Concept

Filipino language

Summary
Filipino (pronˌfɪlɪˈpiːnoʊ; Wikang Filipino, ˈwiːkɐŋ ˌfiːliˈpiːno) is a language under the Austronesian language family. It is the national language (Wikang pambansa / Pambansang wika) of the Philippines, and one of the two official languages of the country, with English. It is a standardized variety of Tagalog based on the native dialect, spoken and written, in Metro Manila, the National Capital Region, and in other urban centers of the archipelago. The 1987 Constitution mandates that Filipino be further enriched and developed by the other languages of the Philippines. Filipino is only used as a tertiary language in the Philippine public sphere. Filipino, like other Austronesian languages, commonly uses verb-subject-object order, but can also use subject-verb-object order as well. Filipino follows the trigger system of morphosyntactic alignment that is also common among Austronesian languages. It has head-initial directionality. It is an agglutinative language but can also display inflection. It is not a tonal language and can be considered a pitch-accent language and a syllable-timed language. It has nine basic parts of speech. The Philippines is a multilingual state with 184 living languages originating and spoken by various ethno-linguistic groups. Many of these languages descend from a common Malayo-Polynesian language due to the Austronesian migration from Taiwan; however, there are languages brought by the indigenous people of the Philippines.
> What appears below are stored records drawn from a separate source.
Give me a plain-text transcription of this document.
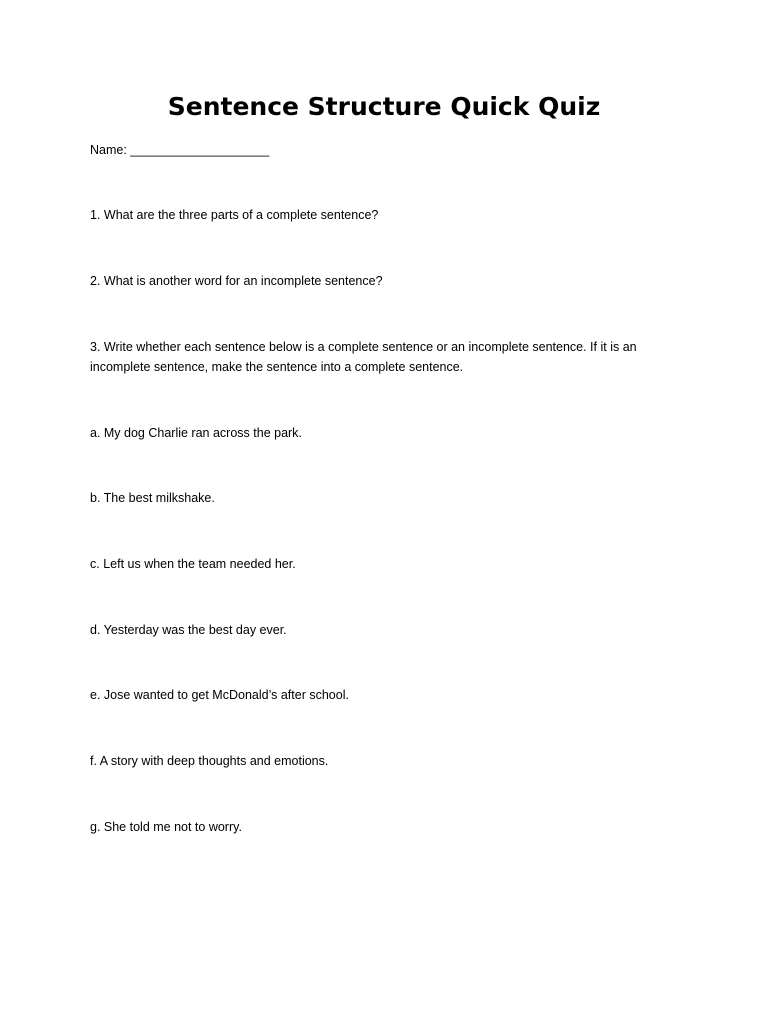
Sentence Structure Quick Quiz

Name: ____________________

1. What are the three parts of a complete sentence?

2. What is another word for an incomplete sentence?

3. Write whether each sentence below is a complete sentence or an incomplete sentence. If it is an incomplete sentence, make the sentence into a complete sentence.

a. My dog Charlie ran across the park.

b. The best milkshake.

c. Left us when the team needed her.

d. Yesterday was the best day ever.

e. Jose wanted to get McDonald’s after school.

f. A story with deep thoughts and emotions.

g. She told me not to worry.
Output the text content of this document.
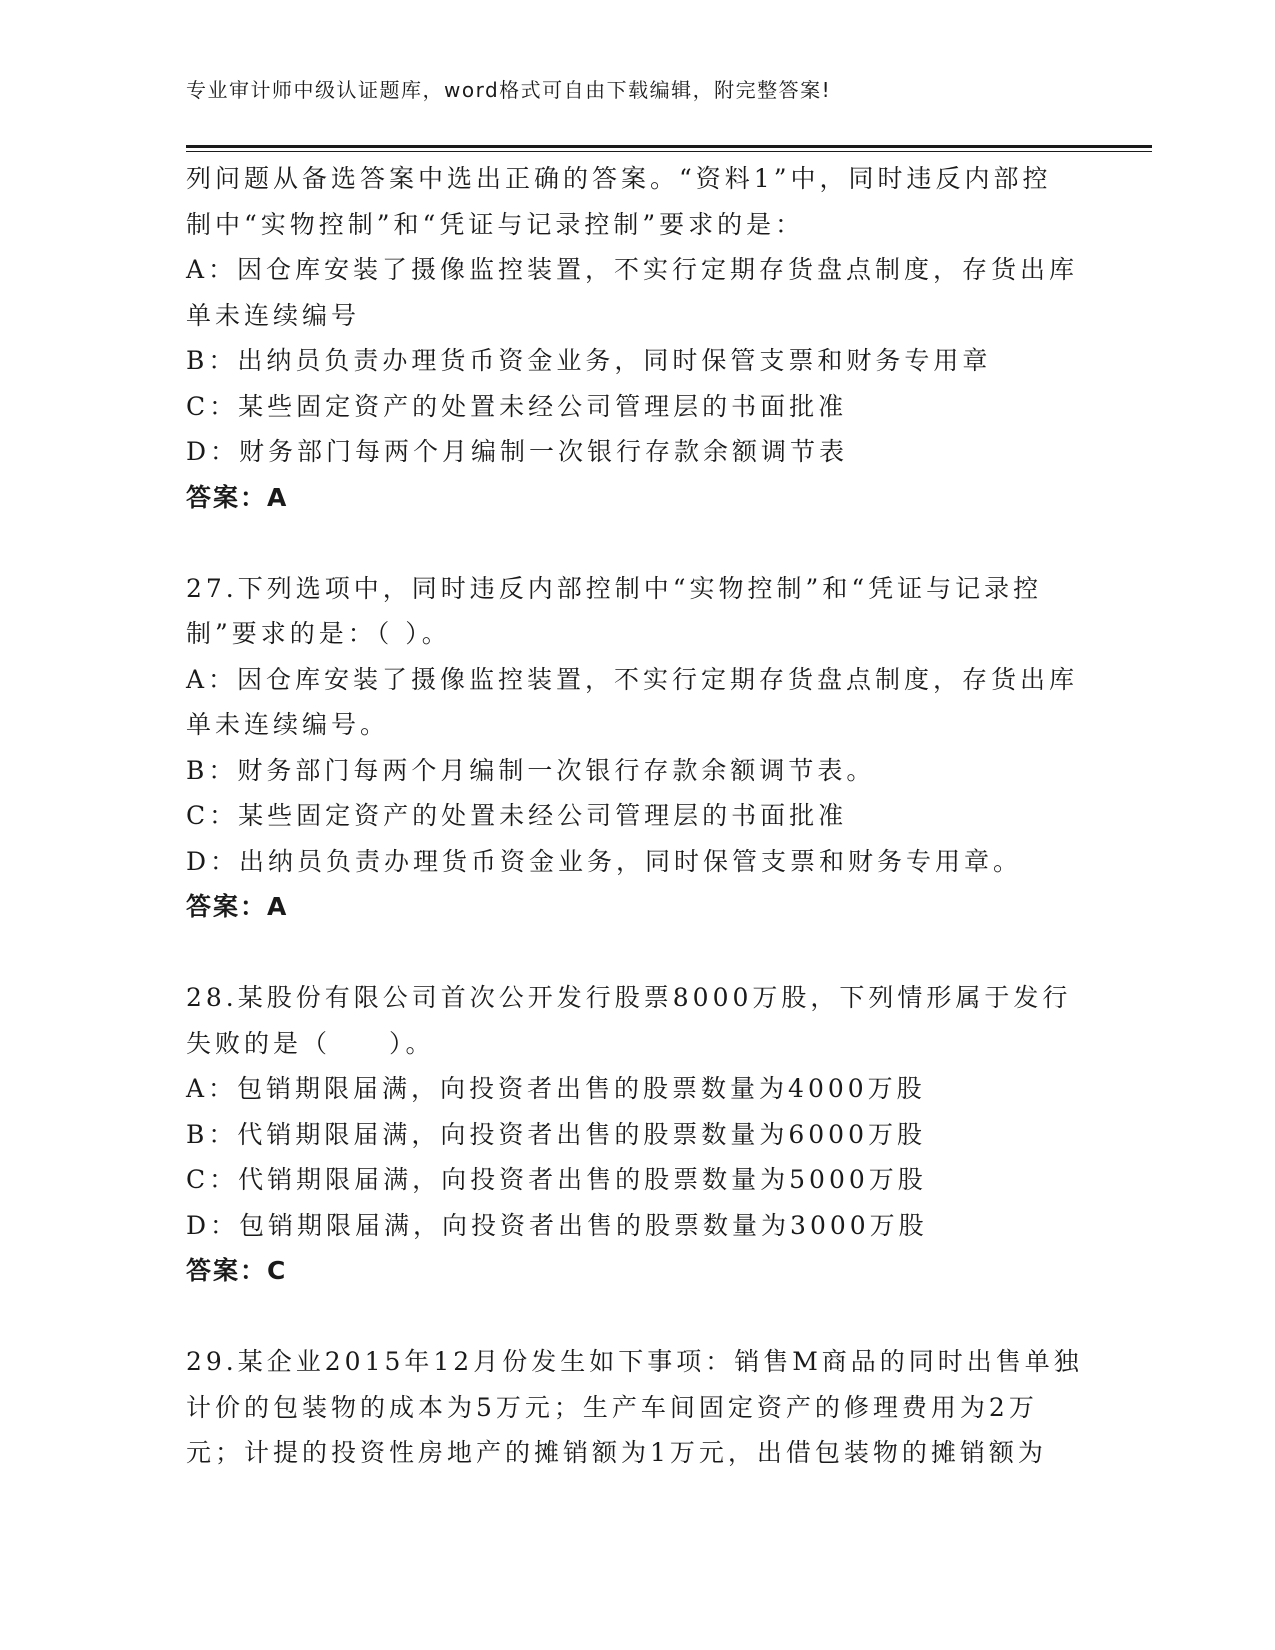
专业审计师中级认证题库，word格式可自由下载编辑，附完整答案!
列问题从备选答案中选出正确的答案。“资料1”中，同时违反内部控
制中“实物控制”和“凭证与记录控制”要求的是：
A：因仓库安装了摄像监控装置，不实行定期存货盘点制度，存货出库
单未连续编号
B：出纳员负责办理货币资金业务，同时保管支票和财务专用章
C：某些固定资产的处置未经公司管理层的书面批准
D：财务部门每两个月编制一次银行存款余额调节表
答案：A
27.下列选项中，同时违反内部控制中“实物控制”和“凭证与记录控
制”要求的是：（ ）。
A：因仓库安装了摄像监控装置，不实行定期存货盘点制度，存货出库
单未连续编号。
B：财务部门每两个月编制一次银行存款余额调节表。
C：某些固定资产的处置未经公司管理层的书面批准
D：出纳员负责办理货币资金业务，同时保管支票和财务专用章。
答案：A
28.某股份有限公司首次公开发行股票8000万股，下列情形属于发行
失败的是（　　）。
A：包销期限届满，向投资者出售的股票数量为4000万股
B：代销期限届满，向投资者出售的股票数量为6000万股
C：代销期限届满，向投资者出售的股票数量为5000万股
D：包销期限届满，向投资者出售的股票数量为3000万股
答案：C
29.某企业2015年12月份发生如下事项：销售M商品的同时出售单独
计价的包装物的成本为5万元；生产车间固定资产的修理费用为2万
元；计提的投资性房地产的摊销额为1万元，出借包装物的摊销额为
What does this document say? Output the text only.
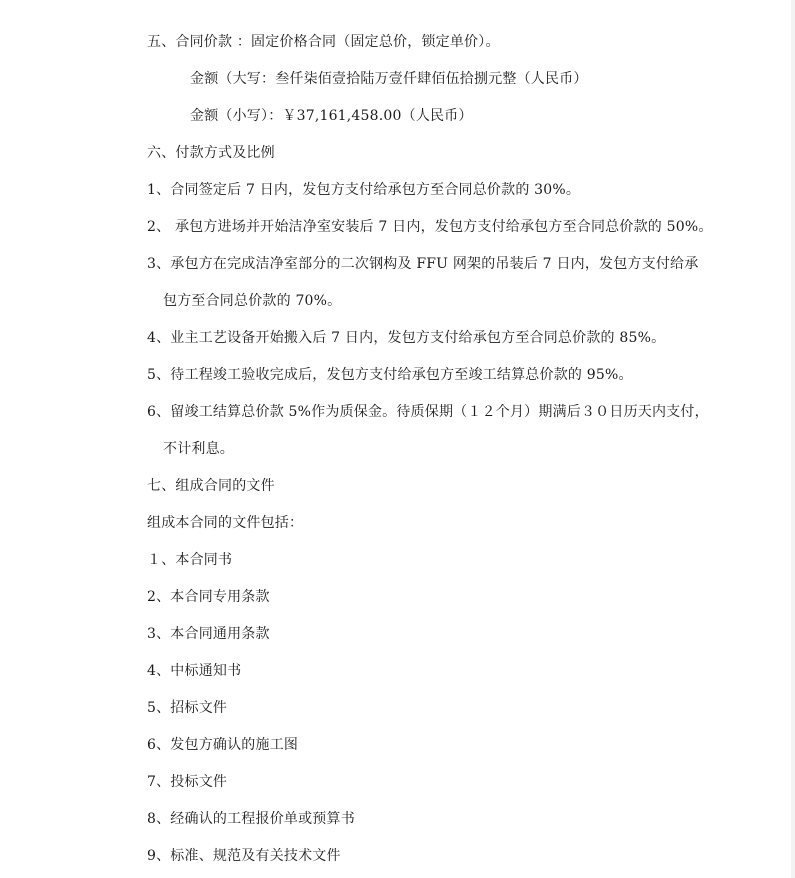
五、合同价款 ：固定价格合同（固定总价，锁定单价）。
金额（大写：叁仟柒佰壹拾陆万壹仟肆佰伍拾捌元整（人民币）
金额（小写）：￥37,161,458.00（人民币）
六、付款方式及比例
1、合同签定后 7 日内，发包方支付给承包方至合同总价款的 30%。
2、 承包方进场并开始洁净室安装后 7 日内，发包方支付给承包方至合同总价款的 50%。
3、承包方在完成洁净室部分的二次钢构及 FFU 网架的吊装后 7 日内，发包方支付给承
包方至合同总价款的 70%。
4、业主工艺设备开始搬入后 7 日内，发包方支付给承包方至合同总价款的 85%。
5、待工程竣工验收完成后，发包方支付给承包方至竣工结算总价款的 95%。
6、留竣工结算总价款 5%作为质保金。待质保期（１２个月）期满后３０日历天内支付，
不计利息。
七、组成合同的文件
组成本合同的文件包括：
１、本合同书
2、本合同专用条款
3、本合同通用条款
4、中标通知书
5、招标文件
6、发包方确认的施工图
7、投标文件
8、经确认的工程报价单或预算书
9、标准、规范及有关技术文件
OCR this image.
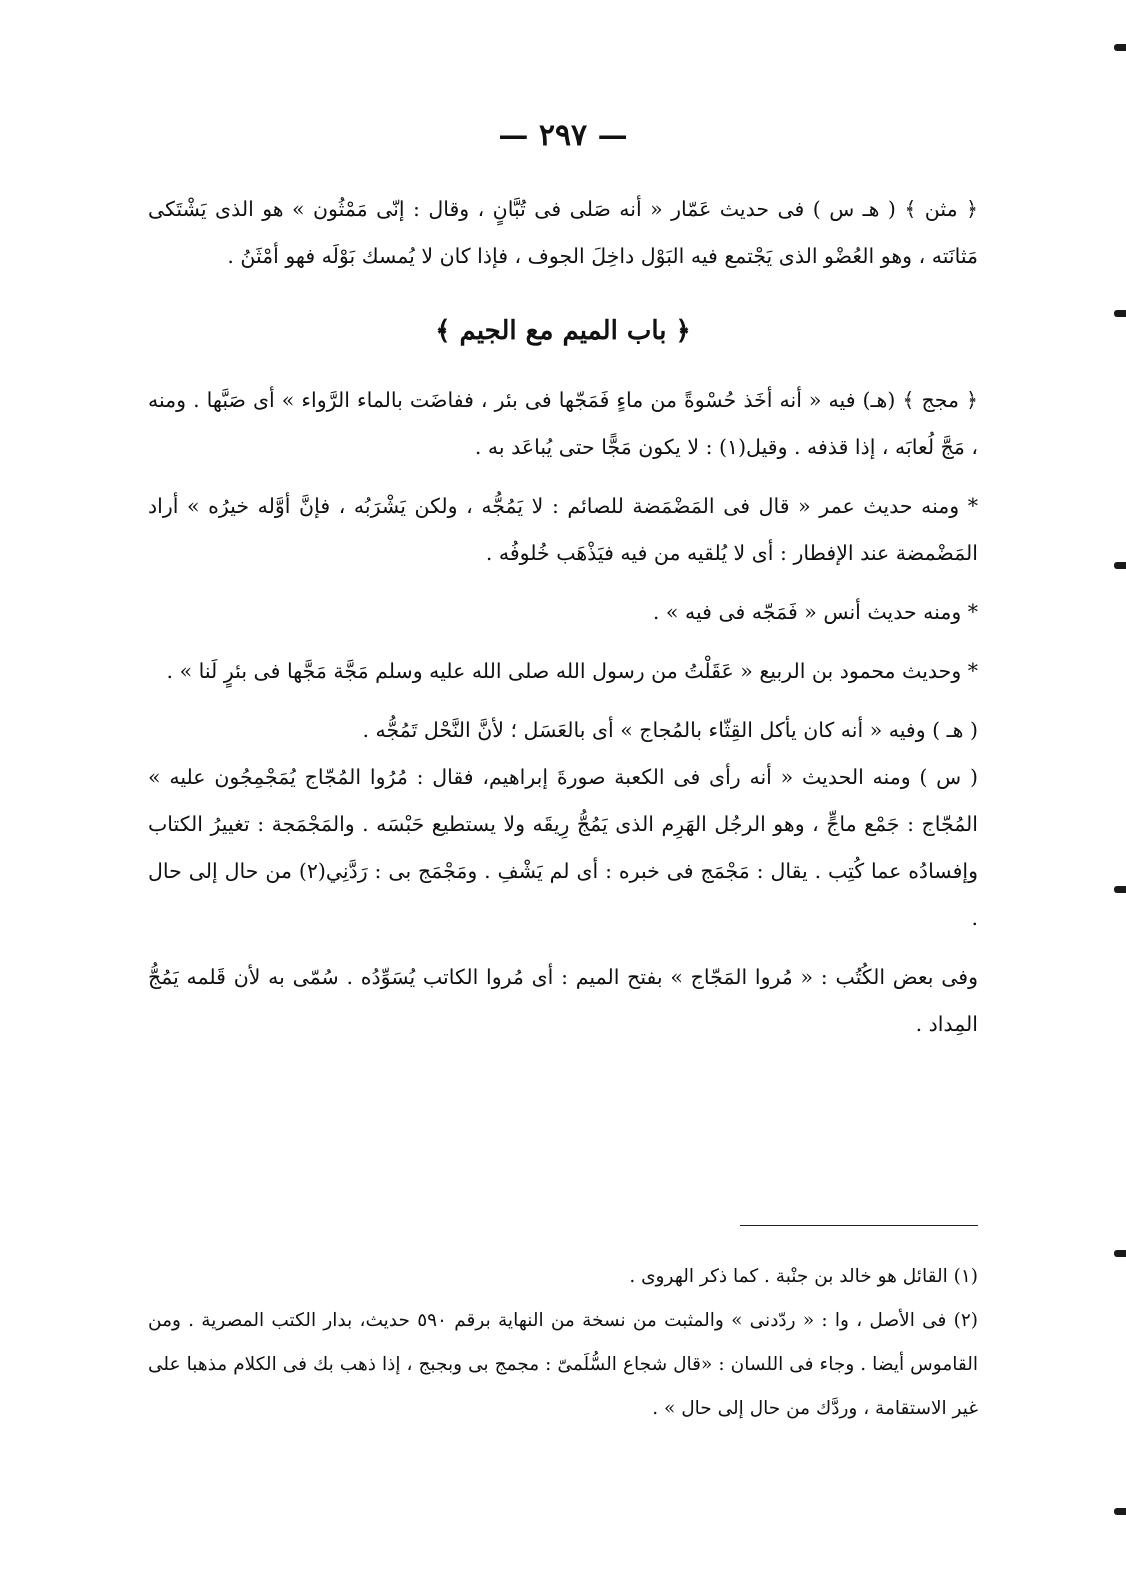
— ٢٩٧ —

﴿ مثن ﴾ ( هـ س ) فى حديث عَمّار « أنه صَلى فى تُبَّانٍ ، وقال : إنّى مَمْثُون » هو الذى يَشْتَكى مَثانَته ، وهو العُضْو الذى يَجْتمع فيه البَوْل داخِلَ الجوف ، فإذا كان لا يُمسك بَوْلَه فهو أمْثَنُ .

﴿ باب الميم مع الجيم ﴾

﴿ مجج ﴾ (هـ) فيه « أنه أخَذ حُسْوةً من ماءٍ فَمَجّها فى بئر ، ففاضَت بالماء الرَّواء » أى صَبَّها . ومنه ، مَجَّ لُعابَه ، إذا قذفه . وقيل(١) : لا يكون مَجًّا حتى يُباعَد به .

* ومنه حديث عمر « قال فى المَضْمَضة للصائم : لا يَمُجُّه ، ولكن يَشْرَبُه ، فإنَّ أوَّله خيرُه » أراد المَضْمضة عند الإفطار : أى لا يُلقيه من فيه فيَذْهَب خُلوفُه .

* ومنه حديث أنس « فَمَجّه فى فيه » .

* وحديث محمود بن الربيع « عَقَلْتُ من رسول الله صلى الله عليه وسلم مَجَّة مَجَّها فى بئرٍ لَنا » .

( هـ ) وفيه « أنه كان يأكل القِثّاء بالمُجاج » أى بالعَسَل ؛ لأنَّ النَّحْل تَمُجُّه .

( س ) ومنه الحديث « أنه رأى فى الكعبة صورةَ إبراهيم، فقال : مُرُوا المُجّاج يُمَجْمِجُون عليه » المُجّاج : جَمْع ماجٍّ ، وهو الرجُل الهَرِم الذى يَمُجُّ رِيقَه ولا يستطيع حَبْسَه . والمَجْمَجة : تغييرُ الكتاب وإفسادُه عما كُتِب . يقال : مَجْمَج فى خبره : أى لم يَشْفِ . ومَجْمَج بى : رَدَّنِي(٢) من حال إلى حال .

وفى بعض الكُتُب : « مُروا المَجّاج » بفتح الميم : أى مُروا الكاتب يُسَوِّدُه . سُمّى به لأن قَلمه يَمُجُّ المِداد .

(١) القائل هو خالد بن جنْبة . كما ذكر الهروى .

(٢) فى الأصل ، وا : « ردّدنى » والمثبت من نسخة من النهاية برقم ٥٩٠ حديث، بدار الكتب المصرية . ومن القاموس أيضا . وجاء فى اللسان : «قال شجاع السُّلَمىّ : مجمج بى وبجبج ، إذا ذهب بك فى الكلام مذهبا على غير الاستقامة ، وردَّك من حال إلى حال » .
The common Malayo-Polynesian language split into different languages and these languages borrowed words from other languages such as Hokkien, Sanskrit, Tamil, and Arabic. There was no single common language across every cultural group in the Philippine archipelago when the Spanish arrived in the 16th century, although chroniclers of the time noted that the kings or chiefs of small polities normally spoke five languages. A Spanish exploratory mission under Ferdinand Magellan arrived in the Philippines in 1521, and Spanish colonization of the islands followed.